Hong Kong stocks extend gains as dovish central banks inspire rate cut hopes

Hong Kong stocks extend gains as dovish central banks inspire rate cut hopes

Hong Kong stocks extend gains as dovish central banks inspire rate cut hopes

Hong Kong stocks gained, amid expectations global central banks will ease monetary conditions this year, with Fed Chair Powell comments about interest rate cuts following those made by PBOC Governor Pan Gongsheng that there is still room to cut banks’ reserve ratio.

The Hang Seng Index jumped 1.1 per cent to 16,402.90 as of 9.50am local time, narrowing the loss this week to 0.9 per cent. The Tech Index strengthened 1.5 per cent and the Shanghai Composite Index added 0.2 per cent.

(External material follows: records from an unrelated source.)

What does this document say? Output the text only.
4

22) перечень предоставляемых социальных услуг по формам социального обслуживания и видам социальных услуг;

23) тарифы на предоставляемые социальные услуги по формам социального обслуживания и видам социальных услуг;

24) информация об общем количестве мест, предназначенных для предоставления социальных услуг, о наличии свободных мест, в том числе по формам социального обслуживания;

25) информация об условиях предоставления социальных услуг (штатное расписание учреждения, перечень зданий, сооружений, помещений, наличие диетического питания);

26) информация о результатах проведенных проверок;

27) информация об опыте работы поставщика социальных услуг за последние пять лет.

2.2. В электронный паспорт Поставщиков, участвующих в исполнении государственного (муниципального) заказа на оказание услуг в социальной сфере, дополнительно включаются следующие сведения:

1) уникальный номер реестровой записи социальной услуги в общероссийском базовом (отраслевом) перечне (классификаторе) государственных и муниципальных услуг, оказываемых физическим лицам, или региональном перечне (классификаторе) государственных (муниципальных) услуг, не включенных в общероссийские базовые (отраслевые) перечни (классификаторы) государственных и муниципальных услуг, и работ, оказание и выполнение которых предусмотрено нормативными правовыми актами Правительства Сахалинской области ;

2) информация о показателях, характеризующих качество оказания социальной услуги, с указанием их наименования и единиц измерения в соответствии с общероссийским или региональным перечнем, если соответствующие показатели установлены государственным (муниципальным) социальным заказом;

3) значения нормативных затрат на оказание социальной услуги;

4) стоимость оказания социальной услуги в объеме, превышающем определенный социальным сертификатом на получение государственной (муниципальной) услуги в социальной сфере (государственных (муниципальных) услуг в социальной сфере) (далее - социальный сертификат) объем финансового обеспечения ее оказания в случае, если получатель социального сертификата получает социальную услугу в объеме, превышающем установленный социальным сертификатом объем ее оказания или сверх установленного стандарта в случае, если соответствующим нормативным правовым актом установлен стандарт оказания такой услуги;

Tencent gained 0.4 per cent to HK$272.20, Alibaba strengthened 0.8 per cent to HK$71.25 and Meituan added 0.6 per cent to HK$85.95. Sportswear maker Li Ning jumped 3 per cent to HK$19.28 and peer Anta advanced 2.1 per cent to HK$74.35. Wuxi Apptec rose 3.8 per cent to HK$46.70 and Wuxi Biologic gained 2.9 per cent to HK$17.58 to recouping some of its losses on Thursday.

The US central bank “can and will” begin to cut rates this year if the inflation moves sustainably towards the 2 per cent target, Federal Reserve Chair Jerome Powell said on Thursday. The Fed is not far away from getting that confidence and is “well aware” of the risk of cutting too late, he added.

Earlier this week, China’s central bank governor said the PBOC can afford to make further cuts to banks’ reserve requirement ratio (RRR), as the country’s RRR average of 7 per cent is still high compared with peers.

“We think Pan’s statement shows RRR cut remains a potential tool for the PBOC after a 0.5 per cent cut last month,” said analysts at Everbright Securities in a note. “In fact, we think the central bank would still prefer RRR cuts over a cut in policy rates in the near term.”

Despite today’s gain, the city’s benchmark index has retreated 2.2 per cent so far this week, the worst since the beginning week in February as rising geopolitical tensions and lack of substantial fiscal stimulus sapped sentiment.

Other key Asian markets also traded higher after Powell’s dovish speech. South Korea’s Kospi Index jumped 1.2 per cent and Australia’s S&P/ASX 200 gained 0.8 per cent. Japan’s Nikkie 225 added 0.4 per cent.